Canada’s Globe & Mail reports on their court case
A years-long access-to-information battle between journalists and Health Canada over data on the locations of large-scale medical cannabis growers has concluded with a Federal Court judge ruling that even city or town information could risk identifying patients and is therefore protected from disclosure.
The case, which was taken to court by the federal Information Commissioner on behalf of a Globe and Mail reporter and another journalist in 2020, addresses the tension between the public’s right to information and a patient’s right to privacy, and the necessity of striking a balance in an increasingly data-centric world.
One expert who reviewed the decision said that health information – including the postal codes of licensed medical cannabis growers – must be treated sensitively. But another said he fears the decision will be taken by the government as licence to abdicate its responsibility to provide full responses to access-to-information requests.
The court battle started with an access request filed by The Globe in August, 2017, seeking a list of addresses for individual people who were licensed to grow and possess industrial quantities of cannabis, meaning hundreds of plants at a time.
The request was made as part of an investigation into personal yet industrial-scale marijuana farms under the now-defunct medical marijuana regime of the time.
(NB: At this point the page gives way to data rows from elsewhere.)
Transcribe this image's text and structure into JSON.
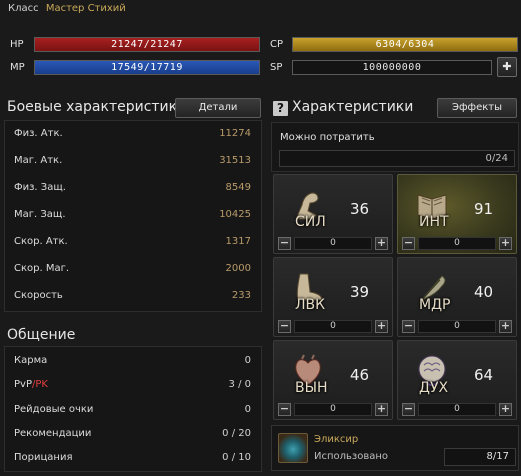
{
  "header": {
    "class_label": "Класс",
    "class_value": "Мастер Стихий"
  },
  "bars": {
    "hp": {
      "label": "HP",
      "value": "21247/21247",
      "fraction": 1.0
    },
    "mp": {
      "label": "MP",
      "value": "17549/17719",
      "fraction": 0.99
    },
    "cp": {
      "label": "CP",
      "value": "6304/6304",
      "fraction": 1.0
    },
    "sp": {
      "label": "SP",
      "value": "100000000"
    }
  },
  "combat": {
    "title": "Боевые характеристики",
    "details_button": "Детали",
    "rows": [
      {
        "label": "Физ. Атк.",
        "value": "11274"
      },
      {
        "label": "Маг. Атк.",
        "value": "31513"
      },
      {
        "label": "Физ. Защ.",
        "value": "8549"
      },
      {
        "label": "Маг. Защ.",
        "value": "10425"
      },
      {
        "label": "Скор. Атк.",
        "value": "1317"
      },
      {
        "label": "Скор. Маг.",
        "value": "2000"
      },
      {
        "label": "Скорость",
        "value": "233"
      }
    ]
  },
  "social": {
    "title": "Общение",
    "rows": [
      {
        "label": "Карма",
        "value": "0"
      },
      {
        "label_pvp": "PvP",
        "label_sep": "/",
        "label_pk": "PK",
        "value": "3 / 0"
      },
      {
        "label": "Рейдовые очки",
        "value": "0"
      },
      {
        "label": "Рекомендации",
        "value": "0 / 20"
      },
      {
        "label": "Порицания",
        "value": "0 / 10"
      }
    ]
  },
  "attributes": {
    "help_icon": "?",
    "title": "Характеристики",
    "effects_button": "Эффекты",
    "available_label": "Можно потратить",
    "available_value": "0/24",
    "stats": [
      {
        "abbr": "СИЛ",
        "value": "36",
        "alloc": "0",
        "icon": "arm-icon",
        "active": false
      },
      {
        "abbr": "ИНТ",
        "value": "91",
        "alloc": "0",
        "icon": "book-icon",
        "active": true
      },
      {
        "abbr": "ЛВК",
        "value": "39",
        "alloc": "0",
        "icon": "foot-icon",
        "active": false
      },
      {
        "abbr": "МДР",
        "value": "40",
        "alloc": "0",
        "icon": "feather-icon",
        "active": false
      },
      {
        "abbr": "ВЫН",
        "value": "46",
        "alloc": "0",
        "icon": "heart-icon",
        "active": false
      },
      {
        "abbr": "ДУХ",
        "value": "64",
        "alloc": "0",
        "icon": "brain-icon",
        "active": false
      }
    ],
    "minus": "−",
    "plus": "+"
  },
  "elixir": {
    "name": "Эликсир",
    "used_label": "Использовано",
    "count": "8/17"
  },
  "colors": {
    "accent_gold": "#c9a95a",
    "hp": "#a82020",
    "mp": "#2a58b8",
    "cp": "#c9a22a"
  }
}
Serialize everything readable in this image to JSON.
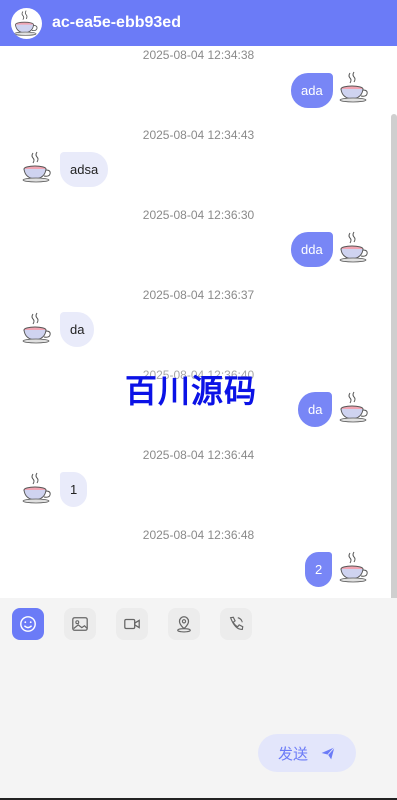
{
  "header": {
    "title": "ac-ea5e-ebb93ed",
    "avatar_icon": "teacup-icon"
  },
  "messages": [
    {
      "time": "2025-08-04 12:34:38",
      "side": "right",
      "text": "ada"
    },
    {
      "time": "2025-08-04 12:34:43",
      "side": "left",
      "text": "adsa"
    },
    {
      "time": "2025-08-04 12:36:30",
      "side": "right",
      "text": "dda"
    },
    {
      "time": "2025-08-04 12:36:37",
      "side": "left",
      "text": "da"
    },
    {
      "time": "2025-08-04 12:36:40",
      "side": "right",
      "text": "da"
    },
    {
      "time": "2025-08-04 12:36:44",
      "side": "left",
      "text": "1"
    },
    {
      "time": "2025-08-04 12:36:48",
      "side": "right",
      "text": "2"
    }
  ],
  "watermark": "百川源码",
  "toolbar": {
    "items": [
      {
        "icon": "emoji-icon",
        "active": true
      },
      {
        "icon": "image-icon",
        "active": false
      },
      {
        "icon": "video-icon",
        "active": false
      },
      {
        "icon": "location-icon",
        "active": false
      },
      {
        "icon": "phone-icon",
        "active": false
      }
    ]
  },
  "composer": {
    "send_label": "发送",
    "send_icon": "paper-plane-icon"
  },
  "colors": {
    "primary": "#6b7bf7",
    "bubble_right": "#7886f6",
    "bubble_left": "#e9ebfa",
    "panel": "#f4f4f4"
  }
}
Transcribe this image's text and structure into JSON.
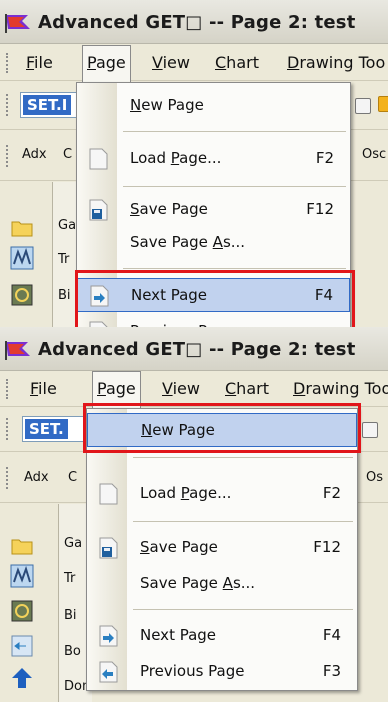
{
  "window": {
    "title": "Advanced GET□  -- Page 2: test"
  },
  "menubar": [
    {
      "label": "File",
      "accel": "F"
    },
    {
      "label": "Page",
      "accel": "P"
    },
    {
      "label": "View",
      "accel": "V"
    },
    {
      "label": "Chart",
      "accel": "C"
    },
    {
      "label": "Drawing Too",
      "accel": "D"
    }
  ],
  "toolbar1": {
    "symbol": "SET.I",
    "symbol2": "SET."
  },
  "toolbar2": {
    "adx": "Adx",
    "c": "C",
    "osc": "Osc",
    "os": "Os"
  },
  "leftpanel": {
    "items": [
      "Ga",
      "Tr",
      "Bi",
      "Bo",
      "Don"
    ]
  },
  "page_menu": {
    "items": [
      {
        "label": "New Page",
        "accel": "N",
        "shortcut": ""
      },
      {
        "label": "Load Page...",
        "accel": "P",
        "shortcut": "F2"
      },
      {
        "label": "Save Page",
        "accel": "S",
        "shortcut": "F12"
      },
      {
        "label": "Save Page As...",
        "accel": "A",
        "shortcut": ""
      },
      {
        "label": "Next Page",
        "accel": "",
        "shortcut": "F4"
      },
      {
        "label": "Previous Page",
        "accel": "",
        "shortcut": "F3"
      }
    ]
  },
  "highlight": {
    "top_panel": "Next Page",
    "bottom_panel": "New Page",
    "color": "#e1151a"
  }
}
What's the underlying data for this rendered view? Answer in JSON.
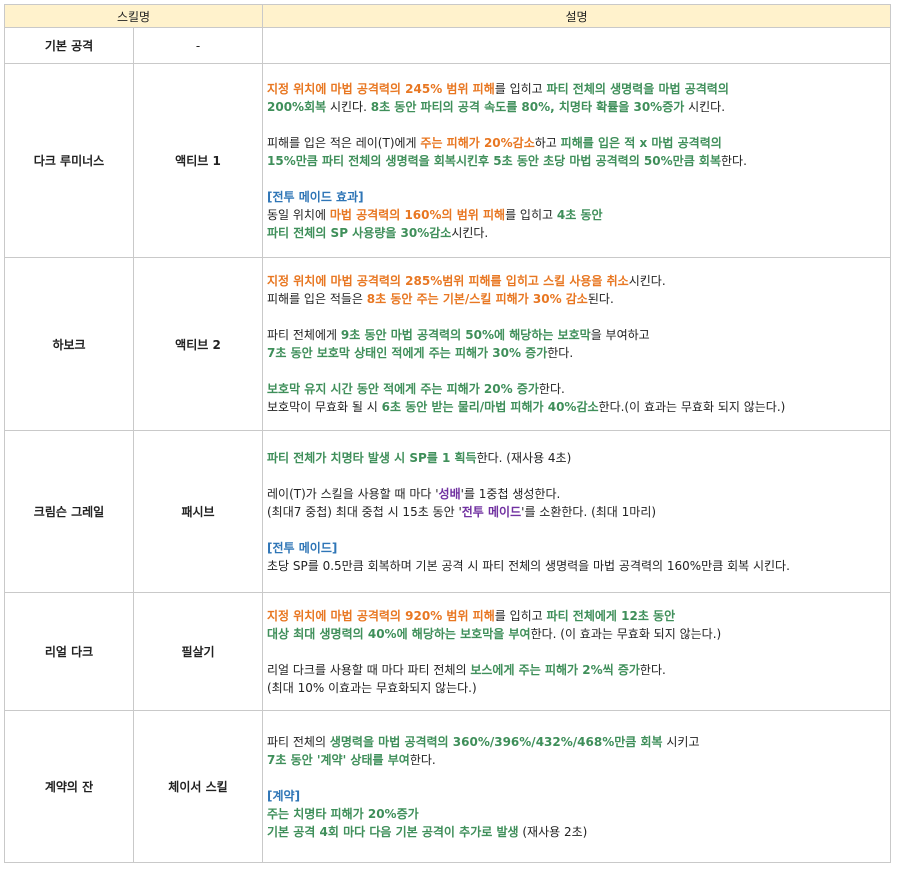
{
  "header": {
    "col_skill": "스킬명",
    "col_desc": "설명"
  },
  "rows": [
    {
      "name": "기본 공격",
      "type": "-",
      "lines": []
    },
    {
      "name": "다크 루미너스",
      "type": "액티브 1",
      "lines": [
        [
          [
            "o",
            "지정 위치에 마법 공격력의 245% 범위 피해"
          ],
          [
            "k",
            "를 입히고 "
          ],
          [
            "g",
            "파티 전체의 생명력을 마법 공격력의"
          ]
        ],
        [
          [
            "g",
            "200%회복"
          ],
          [
            "k",
            " 시킨다. "
          ],
          [
            "g",
            "8초 동안 파티의 공격 속도를 80%, 치명타 확률을 30%증가"
          ],
          [
            "k",
            " 시킨다."
          ]
        ],
        [],
        [
          [
            "k",
            "피해를 입은 적은 레이(T)에게 "
          ],
          [
            "o",
            "주는 피해가 20%감소"
          ],
          [
            "k",
            "하고 "
          ],
          [
            "g",
            "피해를 입은 적 x 마법 공격력의"
          ]
        ],
        [
          [
            "g",
            "15%만큼 파티 전체의 생명력을 회복시킨후 5초 동안 초당 마법 공격력의 50%만큼 회복"
          ],
          [
            "k",
            "한다."
          ]
        ],
        [],
        [
          [
            "b",
            "[전투 메이드 효과]"
          ]
        ],
        [
          [
            "k",
            "동일 위치에 "
          ],
          [
            "o",
            "마법 공격력의 160%의 범위 피해"
          ],
          [
            "k",
            "를 입히고 "
          ],
          [
            "g",
            "4초 동안"
          ]
        ],
        [
          [
            "g",
            "파티 전체의 SP 사용량을 30%감소"
          ],
          [
            "k",
            "시킨다."
          ]
        ]
      ]
    },
    {
      "name": "하보크",
      "type": "액티브 2",
      "lines": [
        [
          [
            "o",
            "지정 위치에 마법 공격력의 285%범위 피해를 입히고 스킬 사용을 취소"
          ],
          [
            "k",
            "시킨다."
          ]
        ],
        [
          [
            "k",
            "피해를 입은 적들은 "
          ],
          [
            "o",
            "8초 동안 주는 기본/스킬 피해가 30% 감소"
          ],
          [
            "k",
            "된다."
          ]
        ],
        [],
        [
          [
            "k",
            "파티 전체에게 "
          ],
          [
            "g",
            "9초 동안 마법 공격력의 50%에 해당하는 보호막"
          ],
          [
            "k",
            "을 부여하고"
          ]
        ],
        [
          [
            "g",
            "7초 동안 보호막 상태인 적에게 주는 피해가 30% 증가"
          ],
          [
            "k",
            "한다."
          ]
        ],
        [],
        [
          [
            "g",
            "보호막 유지 시간 동안 적에게 주는 피해가 20% 증가"
          ],
          [
            "k",
            "한다."
          ]
        ],
        [
          [
            "k",
            "보호막이 무효화 될 시 "
          ],
          [
            "g",
            "6초 동안 받는 물리/마법 피해가 40%감소"
          ],
          [
            "k",
            "한다.(이 효과는 무효화 되지 않는다.)"
          ]
        ]
      ]
    },
    {
      "name": "크림슨 그레일",
      "type": "패시브",
      "lines": [
        [
          [
            "g",
            "파티 전체가 치명타 발생 시 SP를 1 획득"
          ],
          [
            "k",
            "한다. (재사용 4초)"
          ]
        ],
        [],
        [
          [
            "k",
            "레이(T)가 스킬을 사용할 때 마다 '"
          ],
          [
            "p",
            "성배"
          ],
          [
            "k",
            "'를 1중첩 생성한다."
          ]
        ],
        [
          [
            "k",
            "(최대7 중첩) 최대 중첩 시 15초 동안 '"
          ],
          [
            "p",
            "전투 메이드"
          ],
          [
            "k",
            "'를 소환한다. (최대 1마리)"
          ]
        ],
        [],
        [
          [
            "b",
            "[전투 메이드]"
          ]
        ],
        [
          [
            "k",
            "초당 SP를 0.5만큼 회복하며 기본 공격 시 파티 전체의 생명력을 마법 공격력의 160%만큼 회복 시킨다."
          ]
        ]
      ]
    },
    {
      "name": "리얼 다크",
      "type": "필살기",
      "lines": [
        [
          [
            "o",
            "지정 위치에 마법 공격력의 920% 범위 피해"
          ],
          [
            "k",
            "를 입히고 "
          ],
          [
            "g",
            "파티 전체에게 12초 동안"
          ]
        ],
        [
          [
            "g",
            "대상 최대 생명력의 40%에 해당하는 보호막을 부여"
          ],
          [
            "k",
            "한다. (이 효과는 무효화 되지 않는다.)"
          ]
        ],
        [],
        [
          [
            "k",
            "리얼 다크를 사용할 때 마다 파티 전체의 "
          ],
          [
            "g",
            "보스에게 주는 피해가 2%씩 증가"
          ],
          [
            "k",
            "한다."
          ]
        ],
        [
          [
            "k",
            "(최대 10% 이효과는 무효화되지 않는다.)"
          ]
        ]
      ]
    },
    {
      "name": "계약의 잔",
      "type": "체이서 스킬",
      "lines": [
        [
          [
            "k",
            "파티 전체의 "
          ],
          [
            "g",
            "생명력을 마법 공격력의 360%/396%/432%/468%만큼 회복"
          ],
          [
            "k",
            " 시키고"
          ]
        ],
        [
          [
            "g",
            "7초 동안 '계약' 상태를 부여"
          ],
          [
            "k",
            "한다."
          ]
        ],
        [],
        [
          [
            "b",
            "[계약]"
          ]
        ],
        [
          [
            "g",
            "주는 치명타 피해가 20%증가"
          ]
        ],
        [
          [
            "g",
            "기본 공격 4회 마다 다음 기본 공격이 추가로 발생"
          ],
          [
            "k",
            " (재사용 2초)"
          ]
        ]
      ]
    }
  ],
  "colors": {
    "orange": "#e87722",
    "green": "#3f8f5a",
    "blue": "#2e75b6",
    "purple": "#7030a0",
    "header_bg": "#fff2cc"
  }
}
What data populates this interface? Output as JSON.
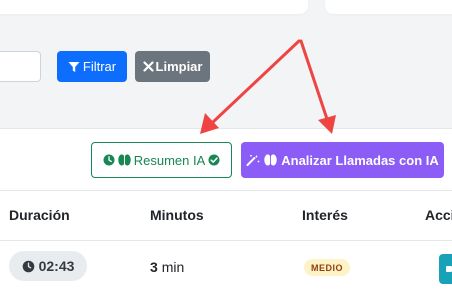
{
  "filters": {
    "search_placeholder": "",
    "filter_label": "Filtrar",
    "clear_label": "Limpiar"
  },
  "actions": {
    "summary_label": "Resumen IA",
    "analyze_label": "Analizar Llamadas con IA"
  },
  "table": {
    "headers": {
      "duration": "Duración",
      "minutes": "Minutos",
      "interest": "Interés",
      "actions": "Acci"
    },
    "rows": [
      {
        "duration": "02:43",
        "minutes_value": "3",
        "minutes_unit": "min",
        "interest": "MEDIO"
      }
    ]
  },
  "icons": {
    "filter": "filter-icon",
    "clear": "x-icon",
    "clock": "clock-icon",
    "brain": "brain-icon",
    "check": "check-circle-icon",
    "wand": "magic-wand-icon",
    "stopwatch": "stopwatch-icon"
  },
  "colors": {
    "primary": "#0d6efd",
    "secondary": "#6c757d",
    "success": "#198754",
    "purple": "#8b5cf6",
    "badge_bg": "#fef3c7",
    "badge_fg": "#92400e",
    "arrow": "#ef4444",
    "info": "#17a2b8"
  }
}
The Globe found that these farms – licensed and shielded by health privacy laws – created a shadow market in which individual people, who were either patients or their designates, were able to collectively churn out as much marijuana as some commercial producers, with none of the scrutiny. As a result, The Globe found, they became prime targets for robberies and abuse by organized crime.
Health Canada denied The Globe’s request, arguing that providing even general location details for these operations, despite their industrial scale, could risk breaching medical marijuana patients’ private health information. Only province-level information was provided. A similar request around that same time by Toronto-based freelance journalist Patrick Cain was also denied.
That fall, The Globe and Mr. Cain both appealed the decisions to the Information Commissioner, who agreed that at least two or three digits of the postal codes of operations in more populous regions should be made available, and, in a rare move, ultimately decided to take Health Canada to court when the department still refused to release the information.